The vetoed bill AB 2567 was proposed by Assemblyman Mark Leno, a San Francisco Democrat. It would have set May 22, Milk’s birthday, as “a day of special significance” and required the governor to proclaim Harvey Milk Day on May 22 every year, the California Catholic Daily reports.
“This bill would put California on record as recognizing the social contributions that Harvey Milk made to our nation as a civil rights leader,” Leno explained in a legislative analyst’s review of the bill. “It would also allow schools to conduct activities that would foster respect for all, and educate students about an important figure who is often omitted from history lessons."
In 1977 Milk won a seat on the San Francisco Board of Supervisors, becoming the first openly homosexual man elected to an important political office in the United States.
The following year, he and San Francisco Mayor George Moscone were assassinated by another Supervisor, Dan White.

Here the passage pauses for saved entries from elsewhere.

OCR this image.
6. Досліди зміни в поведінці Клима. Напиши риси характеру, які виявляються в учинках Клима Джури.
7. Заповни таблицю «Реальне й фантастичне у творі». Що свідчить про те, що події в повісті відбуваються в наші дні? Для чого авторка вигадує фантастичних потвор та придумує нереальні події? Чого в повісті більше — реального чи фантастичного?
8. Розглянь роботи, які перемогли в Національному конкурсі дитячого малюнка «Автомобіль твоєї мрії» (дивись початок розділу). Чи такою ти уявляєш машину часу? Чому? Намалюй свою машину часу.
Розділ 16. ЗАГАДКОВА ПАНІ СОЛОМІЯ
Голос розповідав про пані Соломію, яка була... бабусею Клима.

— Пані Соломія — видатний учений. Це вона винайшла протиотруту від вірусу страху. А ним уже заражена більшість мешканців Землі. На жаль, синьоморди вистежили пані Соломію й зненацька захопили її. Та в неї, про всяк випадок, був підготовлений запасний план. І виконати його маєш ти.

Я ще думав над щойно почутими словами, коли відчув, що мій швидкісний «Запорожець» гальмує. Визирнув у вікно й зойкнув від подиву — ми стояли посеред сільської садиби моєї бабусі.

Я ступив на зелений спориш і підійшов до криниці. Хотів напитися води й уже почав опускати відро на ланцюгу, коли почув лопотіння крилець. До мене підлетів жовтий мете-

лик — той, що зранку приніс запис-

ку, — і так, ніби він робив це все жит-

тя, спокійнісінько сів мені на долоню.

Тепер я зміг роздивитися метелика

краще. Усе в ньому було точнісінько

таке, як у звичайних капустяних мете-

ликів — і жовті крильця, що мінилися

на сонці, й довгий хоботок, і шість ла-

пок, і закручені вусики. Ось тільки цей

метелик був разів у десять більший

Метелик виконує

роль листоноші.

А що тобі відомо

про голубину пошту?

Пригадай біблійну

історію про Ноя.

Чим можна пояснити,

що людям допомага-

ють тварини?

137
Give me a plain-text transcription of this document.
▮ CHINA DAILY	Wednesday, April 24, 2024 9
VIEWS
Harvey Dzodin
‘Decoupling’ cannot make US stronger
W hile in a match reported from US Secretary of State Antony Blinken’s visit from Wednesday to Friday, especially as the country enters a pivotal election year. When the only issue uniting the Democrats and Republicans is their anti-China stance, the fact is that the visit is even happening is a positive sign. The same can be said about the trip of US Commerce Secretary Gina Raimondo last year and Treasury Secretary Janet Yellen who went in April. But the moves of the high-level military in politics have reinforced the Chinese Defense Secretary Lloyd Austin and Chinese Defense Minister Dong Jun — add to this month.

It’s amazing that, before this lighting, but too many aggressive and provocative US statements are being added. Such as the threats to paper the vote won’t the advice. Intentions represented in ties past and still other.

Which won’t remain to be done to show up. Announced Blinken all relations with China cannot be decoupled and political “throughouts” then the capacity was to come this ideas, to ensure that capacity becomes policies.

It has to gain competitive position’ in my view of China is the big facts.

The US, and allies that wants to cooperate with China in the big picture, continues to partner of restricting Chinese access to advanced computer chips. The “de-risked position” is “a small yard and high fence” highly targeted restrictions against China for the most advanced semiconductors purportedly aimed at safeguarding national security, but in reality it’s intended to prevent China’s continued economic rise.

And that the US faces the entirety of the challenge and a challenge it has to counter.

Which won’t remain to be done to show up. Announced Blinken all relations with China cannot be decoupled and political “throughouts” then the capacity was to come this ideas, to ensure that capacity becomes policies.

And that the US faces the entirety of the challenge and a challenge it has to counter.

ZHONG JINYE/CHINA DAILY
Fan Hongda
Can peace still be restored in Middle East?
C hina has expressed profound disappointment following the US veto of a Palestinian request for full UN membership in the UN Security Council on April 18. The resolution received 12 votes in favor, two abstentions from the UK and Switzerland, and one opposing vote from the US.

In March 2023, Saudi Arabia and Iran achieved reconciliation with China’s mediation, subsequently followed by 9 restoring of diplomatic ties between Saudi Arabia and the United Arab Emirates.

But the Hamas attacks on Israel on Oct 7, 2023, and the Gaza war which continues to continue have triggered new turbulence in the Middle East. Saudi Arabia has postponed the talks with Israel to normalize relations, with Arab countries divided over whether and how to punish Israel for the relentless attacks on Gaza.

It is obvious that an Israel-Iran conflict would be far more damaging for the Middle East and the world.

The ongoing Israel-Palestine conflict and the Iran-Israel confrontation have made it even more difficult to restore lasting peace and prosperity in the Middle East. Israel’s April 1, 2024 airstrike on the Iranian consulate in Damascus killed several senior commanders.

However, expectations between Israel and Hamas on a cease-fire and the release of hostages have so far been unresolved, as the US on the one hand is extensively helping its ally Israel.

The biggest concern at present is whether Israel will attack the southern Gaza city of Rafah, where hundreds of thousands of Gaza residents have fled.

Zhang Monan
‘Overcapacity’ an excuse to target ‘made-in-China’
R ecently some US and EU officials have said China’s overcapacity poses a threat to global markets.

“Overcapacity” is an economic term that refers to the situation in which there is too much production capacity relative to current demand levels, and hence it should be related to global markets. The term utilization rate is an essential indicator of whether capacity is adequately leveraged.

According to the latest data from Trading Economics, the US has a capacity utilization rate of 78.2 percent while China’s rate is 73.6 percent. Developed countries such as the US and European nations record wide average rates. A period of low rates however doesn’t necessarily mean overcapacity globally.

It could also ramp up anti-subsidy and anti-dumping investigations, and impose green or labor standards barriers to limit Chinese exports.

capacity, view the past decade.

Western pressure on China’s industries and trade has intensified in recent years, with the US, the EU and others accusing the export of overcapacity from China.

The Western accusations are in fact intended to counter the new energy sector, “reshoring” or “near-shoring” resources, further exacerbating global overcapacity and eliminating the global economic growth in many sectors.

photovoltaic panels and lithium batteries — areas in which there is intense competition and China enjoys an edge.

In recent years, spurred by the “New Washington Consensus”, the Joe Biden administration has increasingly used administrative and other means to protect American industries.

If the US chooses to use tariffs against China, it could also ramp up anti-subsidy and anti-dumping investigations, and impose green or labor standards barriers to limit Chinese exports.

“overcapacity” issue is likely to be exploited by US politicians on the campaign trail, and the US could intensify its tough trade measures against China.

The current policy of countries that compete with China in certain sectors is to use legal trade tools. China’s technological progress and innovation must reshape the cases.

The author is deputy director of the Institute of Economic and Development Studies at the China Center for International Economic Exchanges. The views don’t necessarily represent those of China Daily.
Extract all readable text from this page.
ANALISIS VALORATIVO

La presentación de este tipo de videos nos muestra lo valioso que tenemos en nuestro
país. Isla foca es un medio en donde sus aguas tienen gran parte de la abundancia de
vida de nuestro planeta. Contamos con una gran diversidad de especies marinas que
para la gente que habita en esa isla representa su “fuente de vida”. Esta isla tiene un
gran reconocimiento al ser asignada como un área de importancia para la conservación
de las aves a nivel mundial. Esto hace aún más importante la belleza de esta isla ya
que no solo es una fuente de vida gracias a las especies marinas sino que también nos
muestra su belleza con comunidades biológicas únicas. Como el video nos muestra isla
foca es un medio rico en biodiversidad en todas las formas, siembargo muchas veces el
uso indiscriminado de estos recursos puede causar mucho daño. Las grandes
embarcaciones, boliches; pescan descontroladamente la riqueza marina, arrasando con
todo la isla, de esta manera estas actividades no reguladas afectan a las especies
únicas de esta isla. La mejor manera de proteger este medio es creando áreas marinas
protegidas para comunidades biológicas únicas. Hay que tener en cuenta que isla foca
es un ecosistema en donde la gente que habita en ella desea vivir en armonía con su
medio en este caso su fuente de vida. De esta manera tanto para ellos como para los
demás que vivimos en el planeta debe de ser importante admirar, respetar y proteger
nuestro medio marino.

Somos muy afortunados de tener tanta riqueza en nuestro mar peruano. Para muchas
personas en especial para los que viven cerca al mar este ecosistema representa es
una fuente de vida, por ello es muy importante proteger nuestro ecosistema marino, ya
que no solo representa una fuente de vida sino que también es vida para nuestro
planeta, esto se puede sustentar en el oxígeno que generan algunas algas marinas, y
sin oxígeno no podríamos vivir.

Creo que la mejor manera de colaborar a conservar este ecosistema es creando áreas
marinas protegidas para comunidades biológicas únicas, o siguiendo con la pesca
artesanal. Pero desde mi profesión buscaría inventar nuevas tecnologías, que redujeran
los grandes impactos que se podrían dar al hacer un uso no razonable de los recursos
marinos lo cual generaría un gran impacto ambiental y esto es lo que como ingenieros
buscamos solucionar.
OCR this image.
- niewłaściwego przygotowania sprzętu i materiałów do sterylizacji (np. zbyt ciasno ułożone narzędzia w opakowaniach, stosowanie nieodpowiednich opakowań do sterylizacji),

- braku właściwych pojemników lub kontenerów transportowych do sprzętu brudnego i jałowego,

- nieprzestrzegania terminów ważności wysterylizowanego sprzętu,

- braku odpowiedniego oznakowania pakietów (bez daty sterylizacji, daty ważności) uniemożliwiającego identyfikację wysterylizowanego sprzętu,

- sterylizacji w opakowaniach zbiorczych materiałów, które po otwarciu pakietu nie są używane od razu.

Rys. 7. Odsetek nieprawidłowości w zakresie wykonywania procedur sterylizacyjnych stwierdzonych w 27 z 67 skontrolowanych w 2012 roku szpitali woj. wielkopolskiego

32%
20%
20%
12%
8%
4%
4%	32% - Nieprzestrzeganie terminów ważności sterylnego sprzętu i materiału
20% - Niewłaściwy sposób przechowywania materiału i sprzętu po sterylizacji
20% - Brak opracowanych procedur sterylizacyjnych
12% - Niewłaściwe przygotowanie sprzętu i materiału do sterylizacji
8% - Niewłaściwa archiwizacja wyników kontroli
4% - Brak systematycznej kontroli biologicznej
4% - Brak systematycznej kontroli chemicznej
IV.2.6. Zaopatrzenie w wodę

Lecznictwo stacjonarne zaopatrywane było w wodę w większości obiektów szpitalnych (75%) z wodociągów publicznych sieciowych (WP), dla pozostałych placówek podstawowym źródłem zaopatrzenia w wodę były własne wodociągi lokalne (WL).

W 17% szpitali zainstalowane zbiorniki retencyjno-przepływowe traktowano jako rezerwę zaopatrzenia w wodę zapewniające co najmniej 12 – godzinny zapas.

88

Gov. Schwarzenegger explained his veto in a message to the California Assembly, saying:
“I respect the author’s intent to designate May 22nd as ‘Harvey Milk Day’ and a day of special significance for California public schools and educational institutions to honor Harvey Milk as an important community leader and public official in the city and county of San Francisco. However, I believe his contributions should continue to be recognized at the local level by those who were most impacted by his contributions. For this reason, I am unable to sign this bill.”